There is fear in Washington that the Greenspan era will end with Greenspan. Will the next chairman be able to read the entrails of economic data the way Greenspan can? Will the person act fast enough to temper the impact of burst bubbles? No one can be certain, so a group of economists is calling for a post-Greenspan Fed to adopt "inflation-targeting." They want the next chairman of the Fed to publicly set a target range for inflation and report to Congress on how well it is meeting the goal. Inflation targets would ensure that the Fed reins in the economy if inflation heats up, and boosts the economy if inflation falls too low and becomes deflation. Inflation-targeting would put policy on autopilot and reduce uncertainty. It would also, believes Greenspan, force policy into a straitjacket. The Fed would have to act on historical data and ignore significant changes in the economy.

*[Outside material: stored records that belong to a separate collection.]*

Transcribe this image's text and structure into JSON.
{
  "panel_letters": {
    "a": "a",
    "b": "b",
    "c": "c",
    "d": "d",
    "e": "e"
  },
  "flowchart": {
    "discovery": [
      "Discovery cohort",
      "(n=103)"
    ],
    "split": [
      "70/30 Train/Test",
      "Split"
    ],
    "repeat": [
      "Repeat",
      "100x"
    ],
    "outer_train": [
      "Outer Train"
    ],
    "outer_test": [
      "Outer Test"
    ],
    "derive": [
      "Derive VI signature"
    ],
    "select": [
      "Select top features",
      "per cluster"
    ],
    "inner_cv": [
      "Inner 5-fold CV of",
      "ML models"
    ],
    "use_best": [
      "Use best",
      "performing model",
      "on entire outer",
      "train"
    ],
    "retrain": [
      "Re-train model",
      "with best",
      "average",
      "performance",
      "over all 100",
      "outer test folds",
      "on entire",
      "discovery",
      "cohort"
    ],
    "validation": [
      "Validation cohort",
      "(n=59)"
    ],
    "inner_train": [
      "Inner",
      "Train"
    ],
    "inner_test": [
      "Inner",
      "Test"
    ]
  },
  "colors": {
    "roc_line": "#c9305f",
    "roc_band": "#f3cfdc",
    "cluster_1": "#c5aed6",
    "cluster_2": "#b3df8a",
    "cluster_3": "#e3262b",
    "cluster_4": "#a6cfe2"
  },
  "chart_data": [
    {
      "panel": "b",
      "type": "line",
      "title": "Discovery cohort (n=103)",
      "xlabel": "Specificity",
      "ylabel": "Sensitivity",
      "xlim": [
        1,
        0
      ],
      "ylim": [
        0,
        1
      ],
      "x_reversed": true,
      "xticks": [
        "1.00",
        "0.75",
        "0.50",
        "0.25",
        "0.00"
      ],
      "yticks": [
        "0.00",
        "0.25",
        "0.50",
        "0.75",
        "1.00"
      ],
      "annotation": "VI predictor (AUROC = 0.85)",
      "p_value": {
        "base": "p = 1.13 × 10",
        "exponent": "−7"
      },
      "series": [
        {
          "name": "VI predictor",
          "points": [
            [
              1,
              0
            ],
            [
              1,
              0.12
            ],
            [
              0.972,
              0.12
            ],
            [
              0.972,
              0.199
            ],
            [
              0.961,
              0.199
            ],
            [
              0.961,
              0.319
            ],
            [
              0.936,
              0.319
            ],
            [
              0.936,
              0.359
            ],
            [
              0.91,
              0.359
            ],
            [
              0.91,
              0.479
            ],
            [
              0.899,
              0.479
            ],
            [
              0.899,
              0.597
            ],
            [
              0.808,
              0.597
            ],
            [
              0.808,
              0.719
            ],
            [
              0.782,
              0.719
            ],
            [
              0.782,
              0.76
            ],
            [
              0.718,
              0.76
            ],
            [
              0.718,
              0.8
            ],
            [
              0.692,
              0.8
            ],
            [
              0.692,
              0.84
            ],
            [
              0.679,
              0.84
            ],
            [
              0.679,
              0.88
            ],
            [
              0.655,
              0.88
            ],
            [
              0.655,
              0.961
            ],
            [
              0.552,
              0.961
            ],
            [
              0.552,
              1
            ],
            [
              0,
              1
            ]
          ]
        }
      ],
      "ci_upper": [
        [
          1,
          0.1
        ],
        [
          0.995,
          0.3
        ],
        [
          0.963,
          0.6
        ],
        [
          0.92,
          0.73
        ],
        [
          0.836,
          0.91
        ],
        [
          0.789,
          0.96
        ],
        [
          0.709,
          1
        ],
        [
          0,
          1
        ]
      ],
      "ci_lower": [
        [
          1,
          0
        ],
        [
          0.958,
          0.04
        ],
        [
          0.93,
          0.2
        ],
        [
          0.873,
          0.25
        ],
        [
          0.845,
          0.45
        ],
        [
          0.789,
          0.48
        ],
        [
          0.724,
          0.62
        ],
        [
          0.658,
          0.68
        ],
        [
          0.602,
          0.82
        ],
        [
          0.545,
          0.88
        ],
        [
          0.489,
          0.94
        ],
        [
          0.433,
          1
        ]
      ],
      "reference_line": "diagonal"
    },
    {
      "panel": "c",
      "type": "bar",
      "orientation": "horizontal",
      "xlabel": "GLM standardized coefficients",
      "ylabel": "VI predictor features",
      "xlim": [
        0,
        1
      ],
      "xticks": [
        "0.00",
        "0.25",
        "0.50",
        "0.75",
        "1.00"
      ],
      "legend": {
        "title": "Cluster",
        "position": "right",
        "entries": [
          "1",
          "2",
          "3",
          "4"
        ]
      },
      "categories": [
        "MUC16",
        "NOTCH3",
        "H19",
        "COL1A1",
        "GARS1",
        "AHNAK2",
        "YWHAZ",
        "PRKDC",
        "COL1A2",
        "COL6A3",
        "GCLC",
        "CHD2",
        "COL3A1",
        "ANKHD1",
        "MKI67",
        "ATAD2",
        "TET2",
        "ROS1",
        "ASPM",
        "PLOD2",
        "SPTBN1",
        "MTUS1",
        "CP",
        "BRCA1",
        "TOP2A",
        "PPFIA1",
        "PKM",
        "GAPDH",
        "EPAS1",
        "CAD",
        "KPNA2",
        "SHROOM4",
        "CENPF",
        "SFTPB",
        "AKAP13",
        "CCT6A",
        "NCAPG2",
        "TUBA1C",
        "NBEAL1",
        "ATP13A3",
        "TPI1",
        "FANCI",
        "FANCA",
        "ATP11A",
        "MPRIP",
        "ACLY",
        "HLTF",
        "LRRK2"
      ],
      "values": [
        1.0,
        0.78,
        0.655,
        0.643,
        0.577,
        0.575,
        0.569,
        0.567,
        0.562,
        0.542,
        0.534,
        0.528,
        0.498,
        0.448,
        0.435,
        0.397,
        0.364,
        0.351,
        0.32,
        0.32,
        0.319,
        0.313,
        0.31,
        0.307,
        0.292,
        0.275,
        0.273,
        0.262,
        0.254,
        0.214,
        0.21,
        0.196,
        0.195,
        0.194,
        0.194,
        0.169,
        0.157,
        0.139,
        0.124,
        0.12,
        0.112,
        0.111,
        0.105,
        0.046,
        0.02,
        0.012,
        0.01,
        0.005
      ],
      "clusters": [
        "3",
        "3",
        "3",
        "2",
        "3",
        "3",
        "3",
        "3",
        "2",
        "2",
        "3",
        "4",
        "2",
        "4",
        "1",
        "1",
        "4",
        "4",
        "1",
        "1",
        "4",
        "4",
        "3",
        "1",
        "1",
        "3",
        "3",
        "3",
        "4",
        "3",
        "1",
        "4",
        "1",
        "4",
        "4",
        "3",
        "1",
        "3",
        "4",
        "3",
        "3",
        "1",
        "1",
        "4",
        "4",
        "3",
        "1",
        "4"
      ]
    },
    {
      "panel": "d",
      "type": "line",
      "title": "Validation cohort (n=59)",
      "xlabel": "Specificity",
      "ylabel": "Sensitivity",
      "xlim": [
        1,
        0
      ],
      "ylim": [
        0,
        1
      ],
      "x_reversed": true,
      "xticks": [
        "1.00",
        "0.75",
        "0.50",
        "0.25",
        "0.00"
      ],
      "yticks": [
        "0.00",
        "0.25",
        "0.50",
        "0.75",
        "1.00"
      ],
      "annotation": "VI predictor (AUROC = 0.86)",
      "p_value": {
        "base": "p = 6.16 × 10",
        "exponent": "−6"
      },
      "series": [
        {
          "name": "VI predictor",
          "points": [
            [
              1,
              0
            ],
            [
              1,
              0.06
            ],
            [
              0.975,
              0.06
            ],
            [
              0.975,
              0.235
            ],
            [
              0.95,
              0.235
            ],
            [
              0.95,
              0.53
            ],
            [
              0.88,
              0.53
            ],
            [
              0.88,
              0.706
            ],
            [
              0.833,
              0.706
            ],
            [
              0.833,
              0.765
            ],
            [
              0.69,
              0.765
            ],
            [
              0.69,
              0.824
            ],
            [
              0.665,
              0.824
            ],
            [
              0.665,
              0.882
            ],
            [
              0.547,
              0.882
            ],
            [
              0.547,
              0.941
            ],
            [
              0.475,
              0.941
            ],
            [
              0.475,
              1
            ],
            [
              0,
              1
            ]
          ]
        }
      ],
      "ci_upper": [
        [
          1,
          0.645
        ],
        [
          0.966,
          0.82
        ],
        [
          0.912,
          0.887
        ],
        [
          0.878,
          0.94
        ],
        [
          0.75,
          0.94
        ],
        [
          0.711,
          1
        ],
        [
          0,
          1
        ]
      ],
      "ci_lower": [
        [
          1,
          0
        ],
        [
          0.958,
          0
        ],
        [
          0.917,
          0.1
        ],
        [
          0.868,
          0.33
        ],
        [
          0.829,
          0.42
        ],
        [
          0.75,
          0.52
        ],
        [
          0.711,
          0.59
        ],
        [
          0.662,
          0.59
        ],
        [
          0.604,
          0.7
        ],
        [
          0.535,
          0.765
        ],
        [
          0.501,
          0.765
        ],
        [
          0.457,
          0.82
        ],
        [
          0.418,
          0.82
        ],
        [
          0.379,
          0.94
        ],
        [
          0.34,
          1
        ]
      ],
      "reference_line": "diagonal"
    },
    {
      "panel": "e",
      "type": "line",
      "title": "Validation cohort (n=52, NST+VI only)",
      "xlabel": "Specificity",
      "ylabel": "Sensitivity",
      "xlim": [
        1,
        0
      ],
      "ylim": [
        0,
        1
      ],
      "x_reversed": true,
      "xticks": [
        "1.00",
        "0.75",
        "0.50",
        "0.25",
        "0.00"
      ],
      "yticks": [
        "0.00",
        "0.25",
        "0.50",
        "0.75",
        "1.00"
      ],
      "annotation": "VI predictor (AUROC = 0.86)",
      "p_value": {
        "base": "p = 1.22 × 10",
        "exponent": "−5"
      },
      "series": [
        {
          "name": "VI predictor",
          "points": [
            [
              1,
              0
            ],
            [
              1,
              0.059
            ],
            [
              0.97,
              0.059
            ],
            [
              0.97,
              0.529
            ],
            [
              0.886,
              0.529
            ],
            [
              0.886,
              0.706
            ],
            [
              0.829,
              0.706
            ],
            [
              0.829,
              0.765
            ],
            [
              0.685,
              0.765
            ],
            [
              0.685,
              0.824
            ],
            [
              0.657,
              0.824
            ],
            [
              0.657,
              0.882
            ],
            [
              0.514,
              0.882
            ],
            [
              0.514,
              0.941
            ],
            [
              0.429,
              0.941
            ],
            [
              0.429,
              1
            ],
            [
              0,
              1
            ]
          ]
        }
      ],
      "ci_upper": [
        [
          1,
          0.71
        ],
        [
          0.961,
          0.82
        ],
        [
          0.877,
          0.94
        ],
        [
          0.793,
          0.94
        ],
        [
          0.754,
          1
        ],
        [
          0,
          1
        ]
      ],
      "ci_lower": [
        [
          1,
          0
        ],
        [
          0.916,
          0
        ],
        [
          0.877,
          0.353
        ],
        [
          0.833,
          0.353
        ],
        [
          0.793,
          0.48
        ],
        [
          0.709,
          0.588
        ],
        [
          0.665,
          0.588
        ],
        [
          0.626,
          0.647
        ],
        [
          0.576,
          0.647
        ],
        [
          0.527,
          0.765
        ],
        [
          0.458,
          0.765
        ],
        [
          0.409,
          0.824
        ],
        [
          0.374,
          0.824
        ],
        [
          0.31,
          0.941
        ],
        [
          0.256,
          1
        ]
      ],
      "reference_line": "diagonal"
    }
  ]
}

We think Greenspan is right on this one.
A second group of economists, the "anti-bubblists," worry about Greenspan's acceptance of bubbles as a price to pay for long-term growth. They want the next Fed chairman to move early against any big run-up in asset prices in stocks, real estate, or even the dollar. They criticize Greenspan for not boosting interest rates or raising margin requirements on stock purchases in the late '90s, when such actions might have prevented a bubble. This group fears that bubbles lead to deadly deflation, and must be fought, not accepted.
Greenspan believes that the price of puncturing bubbles is too high. Better to wait until bubbles burst and manage the consequences, softening the economic blow by loosening monetary policy very quickly. In speeches, Greenspan has suggested that had it not been for unanticipated events--September 11 and corporate corruption--the economy might have already fully recovered from the damage of the bubble popping. Perhaps. Greenspan was right about productivity. It remains to be seen whether he is right about bubbles, though we suspect he is.
Greenspan served as Fed chairman under Presidents Ronald Reagan, George H.W. Bush, Bill Clinton, and George W. Bush. He leaves a powerful legacy of using flexible monetary policy to generate a high-growth, high-risk economy. His keen intellectual curiosity, his economic insight, and his willingness to contradict conventional wisdom will mark his years in office. Whoever replaces him, when the day finally comes, should understand that legacy and the benefits it has bestowed on the nation.